AWS Server Integration

Using ScrapeOps SSH integration, you can easily integrate the ScrapeOps job scheduling and management functionality into a AWS server.

This functionality will allow you to:

  • Deploy your spiders (Python, NodeJs, Scrapy, etc.) from GitHub to your AWS server using the ScrapeOps dashboard.
  • Schedule & run spiders from the ScrapeOps dashboard without having to touch your server.
Job Monitoring:

To use the stats, graphs and alerts functionality of ScrapeOps, you need to install the ScrapeOps SDK in your scrapers.

📋 Prerequisites​

To integrate with a AWS you first must have a AWS server setup.
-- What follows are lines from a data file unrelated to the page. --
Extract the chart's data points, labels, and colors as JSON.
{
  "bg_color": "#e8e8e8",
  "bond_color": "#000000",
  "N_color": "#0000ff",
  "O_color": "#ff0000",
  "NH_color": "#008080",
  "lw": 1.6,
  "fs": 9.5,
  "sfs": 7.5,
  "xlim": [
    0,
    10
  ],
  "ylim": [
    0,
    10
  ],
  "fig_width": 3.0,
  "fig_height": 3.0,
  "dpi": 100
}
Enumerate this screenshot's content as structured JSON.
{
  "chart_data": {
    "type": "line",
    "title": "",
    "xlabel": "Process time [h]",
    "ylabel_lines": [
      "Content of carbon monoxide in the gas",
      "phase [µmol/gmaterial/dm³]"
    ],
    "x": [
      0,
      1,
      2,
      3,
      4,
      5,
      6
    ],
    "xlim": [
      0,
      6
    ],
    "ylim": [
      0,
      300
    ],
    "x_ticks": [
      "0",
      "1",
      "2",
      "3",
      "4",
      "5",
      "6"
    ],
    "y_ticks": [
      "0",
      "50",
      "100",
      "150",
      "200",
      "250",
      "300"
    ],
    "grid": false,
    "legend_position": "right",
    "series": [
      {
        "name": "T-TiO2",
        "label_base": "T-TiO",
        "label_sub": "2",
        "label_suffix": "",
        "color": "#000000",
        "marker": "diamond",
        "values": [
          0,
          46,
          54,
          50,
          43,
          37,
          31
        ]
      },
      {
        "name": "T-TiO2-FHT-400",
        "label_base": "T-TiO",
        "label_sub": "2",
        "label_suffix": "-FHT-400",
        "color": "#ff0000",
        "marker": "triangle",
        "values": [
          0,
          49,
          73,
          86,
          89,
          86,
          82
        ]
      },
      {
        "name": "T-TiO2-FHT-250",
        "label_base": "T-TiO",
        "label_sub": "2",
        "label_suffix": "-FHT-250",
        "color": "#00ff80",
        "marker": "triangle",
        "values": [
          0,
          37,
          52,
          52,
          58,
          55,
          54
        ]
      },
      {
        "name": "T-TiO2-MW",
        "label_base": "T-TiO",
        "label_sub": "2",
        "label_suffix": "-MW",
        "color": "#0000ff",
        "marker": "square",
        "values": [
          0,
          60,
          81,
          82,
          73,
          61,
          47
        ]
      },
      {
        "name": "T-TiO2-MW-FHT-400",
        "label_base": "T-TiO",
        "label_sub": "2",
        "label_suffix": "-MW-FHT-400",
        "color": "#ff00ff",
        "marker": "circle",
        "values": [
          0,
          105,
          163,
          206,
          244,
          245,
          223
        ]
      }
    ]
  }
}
Python Scrapy Integration​

SSH Configuration Guide​

Single SSH Key for Multiple Repositories​

Let's say you want to use the same SSH key for all your GitHub repositories. GitHub allows you to use a single SSH key to access multiple repositories. This means you can use one "primary" SSH key to access all your repositories. Follow these steps:

  1. Generate a New SSH Key (or choose one of your existing keys):

    ssh-keygen -t rsa -b 4096 -f ~/.ssh/default_github_key
  2. Add the Public Key to Your GitHub Account:

    • Copy the contents of the public key file:
      cat ~/.ssh/default_github_key.pub
    • Go to GitHub > Settings > SSH and GPG keys > New SSH key.
    • Paste the public key content and save.
  3. Update Your SSH Config:

    • Open (or create) your SSH configuration file:

      nano ~/.ssh/config
    • Add the following entry to ensure this key is used for GitHub:

      Host github.com
      HostName github.com
      User git
      IdentityFile ~/.ssh/default_github_key
    • Save and exit.

  4. Verify the Configuration:

    • Test the connection to GitHub:

      ssh -T git@github.com
    • If configured correctly, you should see a message like:
      Hi <username>! You've successfully authenticated, but GitHub does not provide shell access.

Any request to github.com will now use this SSH key. Since the public key is added to your GitHub account and has access to all your repositories, it will work for any repo.